For testing the assumption on unused columns, we need different expressions, so we use a modified version taking in a second dummy parameter that we add to the result.
Results
Using a larger dataset (about 2-3 Tb) had the expected effects: the jobs are not dominated by initialization anymore, and last much longer (about 2-3 total PN hours, at least).
The p-values for the job duration statistical tests were high. The lowest p-value was 0.11, and no difference could be detected for basic, complicated and aggregation expressions.
When the function expression was a heavy calculation, a difference in job duration could be unambiguously measured, for the 2 Inlining assumptions. This is in agreement with the previous observations of job failures for these cases when using a Sleep() function. With the particular data and function expression for the current set of jobs, the observed slowdown was about 15x (i.e. jobs took about 45 total PN hours).

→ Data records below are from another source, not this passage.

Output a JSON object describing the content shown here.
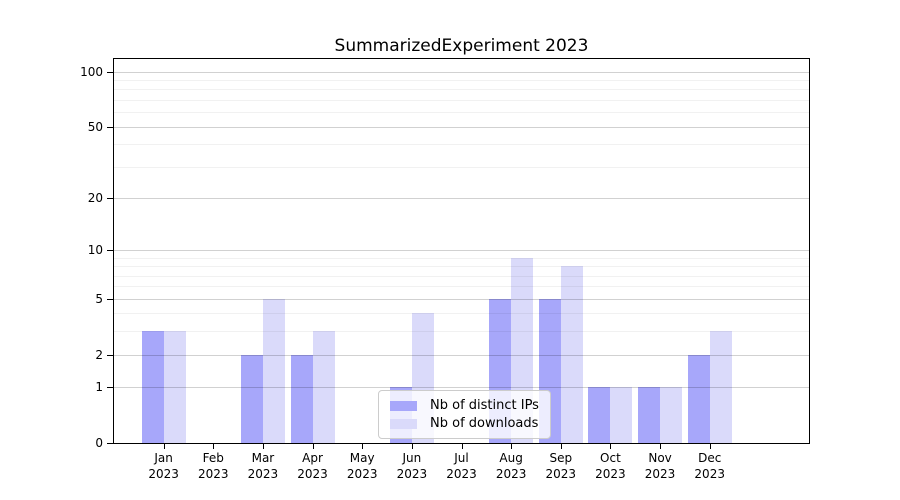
{
  "chart_data": {
    "type": "bar",
    "title": "SummarizedExperiment 2023",
    "categories": [
      "Jan",
      "Feb",
      "Mar",
      "Apr",
      "May",
      "Jun",
      "Jul",
      "Aug",
      "Sep",
      "Oct",
      "Nov",
      "Dec"
    ],
    "category_year": "2023",
    "series": [
      {
        "name": "Nb of distinct IPs",
        "color": "#a7a7fa",
        "values": [
          3,
          0,
          2,
          2,
          0,
          1,
          0,
          5,
          5,
          1,
          1,
          2
        ]
      },
      {
        "name": "Nb of downloads",
        "color": "#dadafa",
        "values": [
          3,
          0,
          5,
          3,
          0,
          4,
          0,
          9,
          8,
          1,
          1,
          3
        ]
      }
    ],
    "xlabel": "",
    "ylabel": "",
    "yscale": "log1p",
    "ytick_labels": [
      0,
      1,
      2,
      5,
      10,
      20,
      50,
      100
    ],
    "yticks_minor": [
      3,
      4,
      6,
      7,
      8,
      9,
      30,
      40,
      60,
      70,
      80,
      90
    ],
    "ylim": [
      0,
      117
    ],
    "grid": "horizontal",
    "legend_position": "lower-center-inside"
  }
}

Another way to see the difference between the jobs for T and C is to look at the generated C#
code. The code snippets below show the difference in generated code for the Inlining_01
assumption in the function expression case. One can see on the snippet just below (C) that the
FindPrimeNumber()
function is called once, then the result is stored in tmp_0
variable
and reused to populate all columns.
public override IEnumerable<Row> Process(RowSet input, Row outputRow, string[] args)
{
Row_8FAEED8CF84D7792 outRow = (Row_8FAEED8CF84D7792)outputRow;
foreach(Row_AllClickCount_Integer row in input.Rows)
{
int col_AllClickCount = row.AllClickCount.Integer;
bool bPicked = false;
int exceptionIndex = 0;
try
{
{
bPicked = true;
long tmp_0 = Helper.FindPrimeNumber(col_AllClickCount);
exceptionIndex++;
outRow.a.Set((tmp_0));
exceptionIndex++;
outRow.b.Set((tmp_0));
exceptionIndex++;
outRow.c.Set((tmp_0));
exceptionIndex++;
outRow.d.Set((tmp_0));
exceptionIndex++;
...
In the following snippet for T, one can see that the function is evaluated multiple times, for populating each column.

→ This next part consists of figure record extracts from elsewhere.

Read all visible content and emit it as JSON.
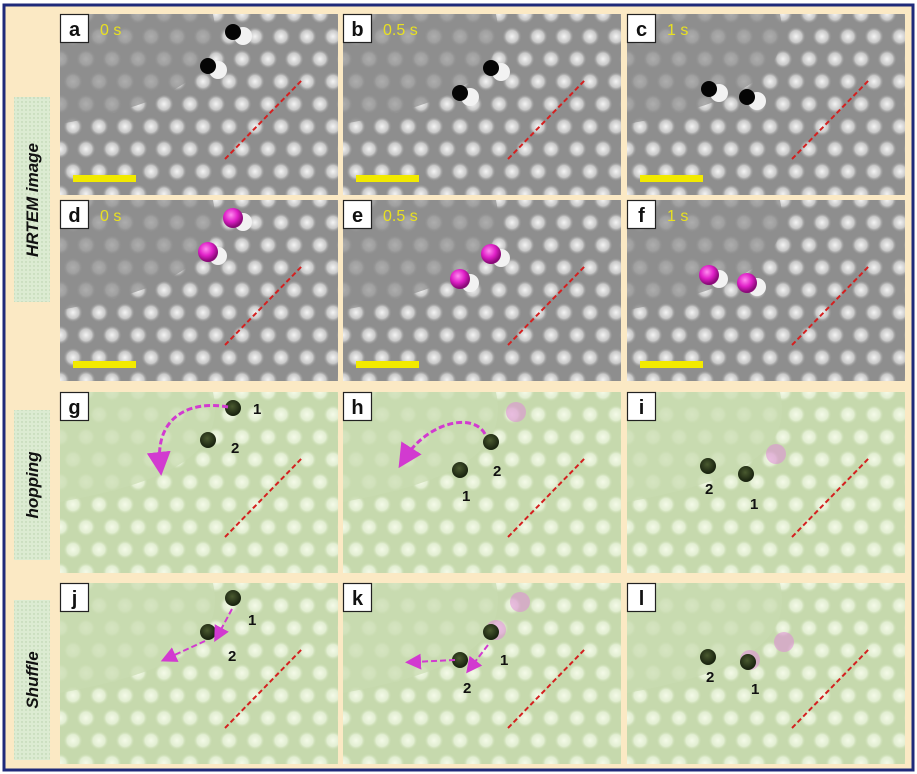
{
  "colors": {
    "frame": "#1f2a7a",
    "background": "#fbe9c4",
    "row_label_box": "#dcebd2",
    "time_text": "#e8e020",
    "scale_bar": "#f2ea00",
    "boundary_line": "#d42020",
    "atom_marker": "#e020c8",
    "arrow": "#d23ad0"
  },
  "row_labels": [
    "HRTEM image",
    "hopping",
    "Shuffle"
  ],
  "panels": [
    {
      "label": "a",
      "time": "0 s"
    },
    {
      "label": "b",
      "time": "0.5 s"
    },
    {
      "label": "c",
      "time": "1 s"
    },
    {
      "label": "d",
      "time": "0 s"
    },
    {
      "label": "e",
      "time": "0.5 s"
    },
    {
      "label": "f",
      "time": "1 s"
    },
    {
      "label": "g",
      "numbers": [
        "1",
        "2"
      ]
    },
    {
      "label": "h",
      "numbers": [
        "2",
        "1"
      ]
    },
    {
      "label": "i",
      "numbers": [
        "2",
        "1"
      ]
    },
    {
      "label": "j",
      "numbers": [
        "1",
        "2"
      ]
    },
    {
      "label": "k",
      "numbers": [
        "1",
        "2"
      ]
    },
    {
      "label": "l",
      "numbers": [
        "2",
        "1"
      ]
    }
  ]
}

public override IEnumerable<Row> Process(RowSet input, Row outputRow, string[] args)
{
Row_8FAEED8CF84D7792 outRow = (Row_8FAEED8CF84D7792)outputRow;
foreach (Row_AllClickCount_Integer row in input.Rows)
{
int exceptionIndex = 0;
try
{
int col_AllClickCount = row.AllClickCount.Integer;
outRow.a.Set((Helper.FindPrimeNumber(col_AllClickCount)));
exceptionIndex++;
outRow.b.Set((Helper.FindPrimeNumber(col_AllClickCount)));
exceptionIndex++;
outRow.c.Set((Helper.FindPrimeNumber(col_AllClickCount)));
exceptionIndex++;
outRow.d.Set((Helper.FindPrimeNumber(col_AllClickCount)));
exceptionIndex++;
...
Conclusions
The above performance tests have shown that:
- inlining does cause a performance hit since Scope does not “optimize away” the repeated expressions;
- carrying unused columns does not affect performance.
Quantifying the performance impact in general is no easy task, since in practice it will depend on the amount of data, on the amount of computations, and on the nature of duplicated expressions. It is thus quite hard to predict the ROI of Mangrove changes to improve the performance of generated Scope scripts running in production.
All we can say with certainty is that removing unused columns does not seem worth the effort, and removing inlining should improve performance, although unclear to what extent.